Subject Re: [Firebird-Architect] Statement Cache [was: User name SYSDBA]
Author Dmitry Yemanov
"Ann W. Harrison" <aharrison@...> wrote:
> What is being proposed is a change to the current behavior.

IMO, this discussion has very little to do with the statement cache. I don't
know why Sean has raised it here, but if we proceed, could we rename the
subject line?

> When a
> referenced object is changed, any compiled instances of the referencing
> objects would be marked as requiring recompilation ad the modification
> would succeed. When the referencing objects were invoked, they would
> be recompiled and errors caused by the change would be discovered.

Would you expect us to always return an error for a invalid object being
invoked or its recompilation is attemped automatically?

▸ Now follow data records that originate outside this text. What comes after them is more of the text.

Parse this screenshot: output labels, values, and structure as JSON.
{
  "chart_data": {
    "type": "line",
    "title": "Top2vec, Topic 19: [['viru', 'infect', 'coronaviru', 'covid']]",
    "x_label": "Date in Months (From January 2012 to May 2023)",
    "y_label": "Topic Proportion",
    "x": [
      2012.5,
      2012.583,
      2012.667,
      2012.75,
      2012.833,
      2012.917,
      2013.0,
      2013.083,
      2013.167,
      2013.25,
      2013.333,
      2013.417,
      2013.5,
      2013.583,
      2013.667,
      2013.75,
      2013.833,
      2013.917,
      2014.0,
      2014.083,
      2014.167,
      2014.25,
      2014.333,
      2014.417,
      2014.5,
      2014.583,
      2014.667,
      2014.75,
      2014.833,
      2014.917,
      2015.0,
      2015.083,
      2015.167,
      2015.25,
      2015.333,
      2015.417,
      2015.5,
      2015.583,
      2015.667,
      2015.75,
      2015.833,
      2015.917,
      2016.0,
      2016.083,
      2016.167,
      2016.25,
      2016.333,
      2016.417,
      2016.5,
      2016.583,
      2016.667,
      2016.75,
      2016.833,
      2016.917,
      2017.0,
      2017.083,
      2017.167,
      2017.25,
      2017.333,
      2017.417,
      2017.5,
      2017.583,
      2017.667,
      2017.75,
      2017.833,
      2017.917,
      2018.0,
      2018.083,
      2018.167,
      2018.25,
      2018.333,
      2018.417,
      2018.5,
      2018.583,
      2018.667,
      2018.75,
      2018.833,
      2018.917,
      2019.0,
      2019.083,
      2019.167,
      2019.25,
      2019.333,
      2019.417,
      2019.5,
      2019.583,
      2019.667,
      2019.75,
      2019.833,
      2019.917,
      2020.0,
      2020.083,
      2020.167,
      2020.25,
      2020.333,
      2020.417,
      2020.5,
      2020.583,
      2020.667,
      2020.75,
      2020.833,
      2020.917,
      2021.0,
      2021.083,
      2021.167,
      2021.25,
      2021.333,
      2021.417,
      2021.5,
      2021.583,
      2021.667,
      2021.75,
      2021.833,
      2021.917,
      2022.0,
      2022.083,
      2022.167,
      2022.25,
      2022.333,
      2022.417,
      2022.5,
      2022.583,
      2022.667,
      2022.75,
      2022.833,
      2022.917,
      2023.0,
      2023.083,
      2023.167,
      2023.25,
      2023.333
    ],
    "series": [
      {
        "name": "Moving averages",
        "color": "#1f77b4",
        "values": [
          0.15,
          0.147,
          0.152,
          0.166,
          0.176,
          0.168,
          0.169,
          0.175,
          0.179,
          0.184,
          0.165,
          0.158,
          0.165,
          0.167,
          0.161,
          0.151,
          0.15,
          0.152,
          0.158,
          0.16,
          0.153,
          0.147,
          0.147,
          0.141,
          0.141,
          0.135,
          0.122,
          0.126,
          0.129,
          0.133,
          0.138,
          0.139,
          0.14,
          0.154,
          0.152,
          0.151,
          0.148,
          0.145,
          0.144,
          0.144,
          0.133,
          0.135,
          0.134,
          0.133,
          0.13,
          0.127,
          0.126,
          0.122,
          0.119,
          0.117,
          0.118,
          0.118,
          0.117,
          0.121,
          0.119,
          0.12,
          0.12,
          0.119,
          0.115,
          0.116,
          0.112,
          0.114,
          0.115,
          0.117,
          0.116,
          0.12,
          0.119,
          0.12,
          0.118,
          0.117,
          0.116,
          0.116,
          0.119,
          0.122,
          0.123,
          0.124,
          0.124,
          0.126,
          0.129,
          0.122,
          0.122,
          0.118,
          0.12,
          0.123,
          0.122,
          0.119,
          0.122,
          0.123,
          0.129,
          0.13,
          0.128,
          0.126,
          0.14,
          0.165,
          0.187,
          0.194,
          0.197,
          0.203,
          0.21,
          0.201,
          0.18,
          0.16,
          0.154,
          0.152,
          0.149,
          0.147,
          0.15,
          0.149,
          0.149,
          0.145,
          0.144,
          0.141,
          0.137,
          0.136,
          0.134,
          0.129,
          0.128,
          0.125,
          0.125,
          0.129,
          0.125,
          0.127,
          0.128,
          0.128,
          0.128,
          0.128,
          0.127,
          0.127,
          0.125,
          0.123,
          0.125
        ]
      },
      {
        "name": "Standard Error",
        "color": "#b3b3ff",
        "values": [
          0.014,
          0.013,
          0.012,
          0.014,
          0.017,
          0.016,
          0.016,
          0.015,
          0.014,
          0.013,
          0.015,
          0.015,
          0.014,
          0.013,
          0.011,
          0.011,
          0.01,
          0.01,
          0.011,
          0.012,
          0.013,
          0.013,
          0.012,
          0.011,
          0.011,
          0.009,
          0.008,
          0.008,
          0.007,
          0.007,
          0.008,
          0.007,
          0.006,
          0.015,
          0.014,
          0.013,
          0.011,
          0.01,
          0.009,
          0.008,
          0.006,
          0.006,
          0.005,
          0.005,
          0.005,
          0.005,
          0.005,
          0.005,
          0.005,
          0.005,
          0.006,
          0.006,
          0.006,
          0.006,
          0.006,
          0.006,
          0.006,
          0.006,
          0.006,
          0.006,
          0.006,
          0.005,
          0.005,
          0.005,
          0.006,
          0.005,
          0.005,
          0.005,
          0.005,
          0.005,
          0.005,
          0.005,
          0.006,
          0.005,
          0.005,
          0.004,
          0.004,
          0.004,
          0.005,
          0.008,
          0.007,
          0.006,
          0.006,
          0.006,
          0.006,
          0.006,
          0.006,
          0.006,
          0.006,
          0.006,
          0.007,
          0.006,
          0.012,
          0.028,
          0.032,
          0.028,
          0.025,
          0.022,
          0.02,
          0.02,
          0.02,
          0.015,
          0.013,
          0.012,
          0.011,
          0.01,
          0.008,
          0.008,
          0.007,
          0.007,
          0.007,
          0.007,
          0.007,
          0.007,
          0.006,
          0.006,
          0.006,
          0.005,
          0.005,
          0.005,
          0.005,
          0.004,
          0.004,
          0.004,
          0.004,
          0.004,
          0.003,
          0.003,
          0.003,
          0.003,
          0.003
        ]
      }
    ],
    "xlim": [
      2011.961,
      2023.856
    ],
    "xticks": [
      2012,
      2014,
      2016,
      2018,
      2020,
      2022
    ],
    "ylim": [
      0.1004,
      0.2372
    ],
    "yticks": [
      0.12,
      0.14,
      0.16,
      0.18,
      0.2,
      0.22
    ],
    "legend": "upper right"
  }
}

> In the case of changing a field definition, existing - running -
> instances of the object would could continue to run unchanged, and most
> of the recompilations of referencing objects would occur without error.
> However, if an object were deleted or changed in an incompatible way,
> the damage caused would not be discovered until some time later when the
> referencing objects failed to compile.

Correct. And I agree such a hidden error could make some people unhappy. One
real world example: after a programming error made within one of the kernel
procedures, about 80% of the schema objects became invalid. It took 4 hours
to recompile them (automated iterations based on a dependency graph) on a
dual PIII machine. In this particular case, I'd prefer to treat an error as
a show-stopper :-)

> On the other hand, SQL schemas tend to be very interrelated with
> procedures referencing views that reference procedures and tables with
> triggers that reference other views... At the moment, making a
> significant change is a real pain. What was, in 1985, a reasonably
> simple thing - splitting a table to create two better normalized tables
> and creating a view with the old table name - could easily require
> deleting half the views, procedures, constraints, and triggers in a
> database.

You're right. Sigh. That's why we're looking for alternatives.